Which evaluation metrics are used?

Exact match accuracy (Em)
Exact match difference (Emd)
Variation percentage (VP)

What are the results of the experiments?

What conclusions are drawn from the results?

All systems suffer from substantial robustness issues.
End-to-end TQA systems:
- more robust against table structure changes
- fail on numerical reasoning questions
LLMs-based systems:
- more robust against transposing tables
- less robust against table structure changes
- perform better on short serialized tables
Pipeline systems:
- more robust against value changes in relevant cells
- the prediction of aggregation function or query still suffer s from various perturbations of the table
- intermediate representations (i.e. aggregation function, query) makes the model more explainable
- pipeline-based paradigm is promising towards more robust TQA

What are the main advantages and limitations of this paper?

Advantages:

This work disentangles the various aspects of TQA systems’ robustness, which provides fine-grained analyses and deep insights into the underlying cause of their robustness issues.
This work evaluates two classes of TQA systems which have different mechanisms and complete the task in different manners, facilitating the investigation of the impact of system architecture on the robustness.
This work also evaluates recent LLMs (GPT-3.5 and LLaMA-7b-chat) that generate answers auto-regressively, posing challenges in terms of controlled generation, faithfulness and interpretability.
This work makes the novel benchmark publicly available, boosting future research on this problem in the community.
This work focuses on the robustness issues of TQA systems that are crucial in real-world applications, e.g., the interaction with relational databases and information extraction.

Limitations:

The input tables are serialized into plain text before being fed to the model.

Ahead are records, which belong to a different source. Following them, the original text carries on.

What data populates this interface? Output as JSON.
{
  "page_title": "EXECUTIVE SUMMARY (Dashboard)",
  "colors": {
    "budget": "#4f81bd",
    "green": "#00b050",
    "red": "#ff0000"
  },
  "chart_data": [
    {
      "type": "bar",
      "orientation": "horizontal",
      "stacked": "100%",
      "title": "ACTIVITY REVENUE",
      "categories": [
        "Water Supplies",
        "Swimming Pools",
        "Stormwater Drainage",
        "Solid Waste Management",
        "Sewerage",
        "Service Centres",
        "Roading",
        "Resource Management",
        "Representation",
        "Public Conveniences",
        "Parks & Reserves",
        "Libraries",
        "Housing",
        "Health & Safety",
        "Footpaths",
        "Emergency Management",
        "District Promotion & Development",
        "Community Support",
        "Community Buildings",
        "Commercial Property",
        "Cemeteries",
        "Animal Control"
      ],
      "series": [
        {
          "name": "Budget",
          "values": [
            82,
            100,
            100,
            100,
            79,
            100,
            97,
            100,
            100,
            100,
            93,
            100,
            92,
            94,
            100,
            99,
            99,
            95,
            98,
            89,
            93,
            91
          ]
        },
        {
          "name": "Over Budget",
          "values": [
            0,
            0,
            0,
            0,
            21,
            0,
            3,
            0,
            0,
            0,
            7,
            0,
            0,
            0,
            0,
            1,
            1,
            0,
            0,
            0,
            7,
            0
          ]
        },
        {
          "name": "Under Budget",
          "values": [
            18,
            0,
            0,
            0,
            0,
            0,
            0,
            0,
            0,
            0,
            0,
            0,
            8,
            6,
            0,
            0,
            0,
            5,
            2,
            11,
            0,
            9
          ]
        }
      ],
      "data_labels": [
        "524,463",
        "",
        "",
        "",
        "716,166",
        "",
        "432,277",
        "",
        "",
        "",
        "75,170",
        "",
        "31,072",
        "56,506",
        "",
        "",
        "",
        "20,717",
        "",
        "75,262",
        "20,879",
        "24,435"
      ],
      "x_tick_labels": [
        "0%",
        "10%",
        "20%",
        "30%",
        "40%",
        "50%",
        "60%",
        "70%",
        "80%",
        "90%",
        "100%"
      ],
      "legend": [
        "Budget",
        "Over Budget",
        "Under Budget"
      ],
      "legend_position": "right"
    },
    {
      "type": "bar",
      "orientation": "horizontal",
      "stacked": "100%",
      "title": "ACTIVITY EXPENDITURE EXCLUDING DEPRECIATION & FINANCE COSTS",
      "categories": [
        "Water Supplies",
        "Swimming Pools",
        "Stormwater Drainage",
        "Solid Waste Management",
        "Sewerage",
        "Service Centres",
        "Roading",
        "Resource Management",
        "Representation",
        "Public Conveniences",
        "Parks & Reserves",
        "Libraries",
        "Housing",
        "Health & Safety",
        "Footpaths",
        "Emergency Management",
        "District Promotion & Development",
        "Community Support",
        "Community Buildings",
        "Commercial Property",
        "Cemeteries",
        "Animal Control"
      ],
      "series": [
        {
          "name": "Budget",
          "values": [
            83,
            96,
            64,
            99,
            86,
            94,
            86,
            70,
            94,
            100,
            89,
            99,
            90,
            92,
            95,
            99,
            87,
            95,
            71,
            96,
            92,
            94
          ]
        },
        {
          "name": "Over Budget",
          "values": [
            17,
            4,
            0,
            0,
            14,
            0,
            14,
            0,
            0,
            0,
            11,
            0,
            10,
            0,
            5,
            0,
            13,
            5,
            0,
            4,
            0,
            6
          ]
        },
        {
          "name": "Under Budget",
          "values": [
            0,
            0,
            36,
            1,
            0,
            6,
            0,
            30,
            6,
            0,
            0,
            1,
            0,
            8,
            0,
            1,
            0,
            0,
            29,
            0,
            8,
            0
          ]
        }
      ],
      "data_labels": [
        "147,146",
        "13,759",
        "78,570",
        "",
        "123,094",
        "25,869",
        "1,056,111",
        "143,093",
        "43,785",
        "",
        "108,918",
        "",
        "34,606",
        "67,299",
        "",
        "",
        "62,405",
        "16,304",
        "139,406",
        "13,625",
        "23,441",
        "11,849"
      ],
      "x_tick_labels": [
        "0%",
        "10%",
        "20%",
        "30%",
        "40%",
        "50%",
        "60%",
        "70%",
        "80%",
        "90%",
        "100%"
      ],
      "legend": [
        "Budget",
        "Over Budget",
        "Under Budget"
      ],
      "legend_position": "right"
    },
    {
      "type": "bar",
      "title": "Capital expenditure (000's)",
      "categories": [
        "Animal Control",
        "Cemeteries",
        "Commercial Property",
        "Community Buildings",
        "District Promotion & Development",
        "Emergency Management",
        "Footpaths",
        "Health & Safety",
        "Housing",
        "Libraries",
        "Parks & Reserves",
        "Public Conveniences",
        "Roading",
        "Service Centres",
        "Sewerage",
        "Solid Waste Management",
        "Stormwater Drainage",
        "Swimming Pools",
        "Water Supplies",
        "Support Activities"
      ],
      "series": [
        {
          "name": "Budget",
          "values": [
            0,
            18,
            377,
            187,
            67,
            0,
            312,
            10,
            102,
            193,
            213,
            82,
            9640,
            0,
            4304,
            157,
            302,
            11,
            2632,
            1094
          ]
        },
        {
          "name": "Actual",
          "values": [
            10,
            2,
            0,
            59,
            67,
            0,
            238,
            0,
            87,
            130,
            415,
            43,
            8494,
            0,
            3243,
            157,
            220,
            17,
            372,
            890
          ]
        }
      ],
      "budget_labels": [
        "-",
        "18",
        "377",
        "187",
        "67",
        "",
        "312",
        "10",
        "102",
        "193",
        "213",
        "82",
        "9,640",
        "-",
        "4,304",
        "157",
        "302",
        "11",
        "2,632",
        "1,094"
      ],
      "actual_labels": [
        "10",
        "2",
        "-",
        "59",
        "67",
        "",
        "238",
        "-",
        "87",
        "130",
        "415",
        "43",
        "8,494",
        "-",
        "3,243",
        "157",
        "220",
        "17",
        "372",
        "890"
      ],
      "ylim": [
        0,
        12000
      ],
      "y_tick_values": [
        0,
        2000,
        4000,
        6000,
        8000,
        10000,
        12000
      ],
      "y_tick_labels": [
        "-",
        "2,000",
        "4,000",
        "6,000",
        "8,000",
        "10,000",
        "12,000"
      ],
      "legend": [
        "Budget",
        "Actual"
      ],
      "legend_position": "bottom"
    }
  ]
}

Despite its necessity to align with the models input format during training, the serialization process often increases the input length and hence reduces the model’s robustness. The serialized table could omit relevant information across different rows or columns. More serialization methods could be compared to assess the model’s robustness.
This work only evaluates general LLMs, i.e. GPT-3.5 and LLaMA-7b-chat, which were pre-trained on plain texts. Further evaluations could be done using LLMs specifically trained on the TQA task, which are equipped with a specific table encoder.
Humans typically also rely on their visual perception to comprehend the table. Would it be worth adopting multimodal models that takes the screenshot of the table and the textual question as inputs, and generates the answer based on the information from both modalities?